Director Malik Bendjelloul and producer Simon Chinn accepted the award; Rodriguez was absent. “Rodriguez isn’t here tonight, because he didn’t want to take any of the credit himself,” Chinn said in his acceptance speech. “And that just about says everything about that man and his story that you want to know.”
Bendjelloul would die tragically by suicide about a year later at the age of 36. Rodriguez passed away in 2023 at 81, old enough to see his songs finally receive their due domestically.
Oscar Locations
Out of Sight (1998)

The crime thriller/rom-dramedy is set partially in Detroit, where much of the principal photography took place. Scenes include a boxing match filmed in Detroit’s Fillmore theater (then the State Theatre) and a steamy dinner scene with characters Jack (George Clooney) and Karen (Jennifer Lopez) in the Renaissance Center’s rooftop restaurant. It received editing and writing nominations in 1998.
8 Mile (2002)

Set and largely shot in Detroit, the film features iconic locations like Detroit’s New Center Stamping plant, The Shelter under St. Andrew’s Hall (where Eminem used to compete in real-life rap battles), the Michigan Building (where a parking lot rap battle takes place), and the giant cow head on Mack Avenue in Detroit (which B-Rabbit and his crew bombard with a paintball gun).
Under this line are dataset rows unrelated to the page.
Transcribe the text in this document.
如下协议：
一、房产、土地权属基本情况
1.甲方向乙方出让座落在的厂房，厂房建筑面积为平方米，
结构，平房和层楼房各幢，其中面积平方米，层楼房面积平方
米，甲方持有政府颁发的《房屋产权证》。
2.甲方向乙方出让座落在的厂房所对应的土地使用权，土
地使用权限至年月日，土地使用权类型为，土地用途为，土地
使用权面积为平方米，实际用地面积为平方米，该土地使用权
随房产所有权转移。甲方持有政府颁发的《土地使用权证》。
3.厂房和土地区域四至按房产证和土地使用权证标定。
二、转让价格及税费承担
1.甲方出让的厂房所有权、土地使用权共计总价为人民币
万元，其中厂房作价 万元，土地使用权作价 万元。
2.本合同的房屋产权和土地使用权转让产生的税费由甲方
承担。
When B-Rabbit goes to hip-hop station WJLB in hopes of furthering his career (only to discover his girlfriend stepping out on him), he enters the lobby of the Penobscot Building — the real-life lobby for WJLB’s studios before it relocated to Farmington Hills.
Transformers (2007)

Detroit’s iconic Michigan Central Station plays the role of the Beaux-Arts building in Michael Bay’s debut franchise title. Bay would return to Detroit to shoot several of the sequels, including fellow Oscar nominee Transformers: Dark of the Moon (2011), in which many iconic landmarks can be glimpsed, including the Fisher Building lobby, Michigan Central (again), and Meadow Brook Hall in Rochester. Since 2007, the Transformers films have received three nominations for sound mixing, two for visual effects, and one for sound editing.
Ides of March (2011)

The political thriller starring George Clooney, Ryan Gosling, and the late Philip Seymour Hoffman took full advantage of Michigan’s then generous tax credits — with key scenes shot at Detroit’s Cliff Bell’s and Firebird Tavern, The Dearborn Inn, Nick’s Country Oven in Clawson, and Christ Church Cranbrook in Bloomfield Hills. The film was nominated for best adapted screenplay in 2011.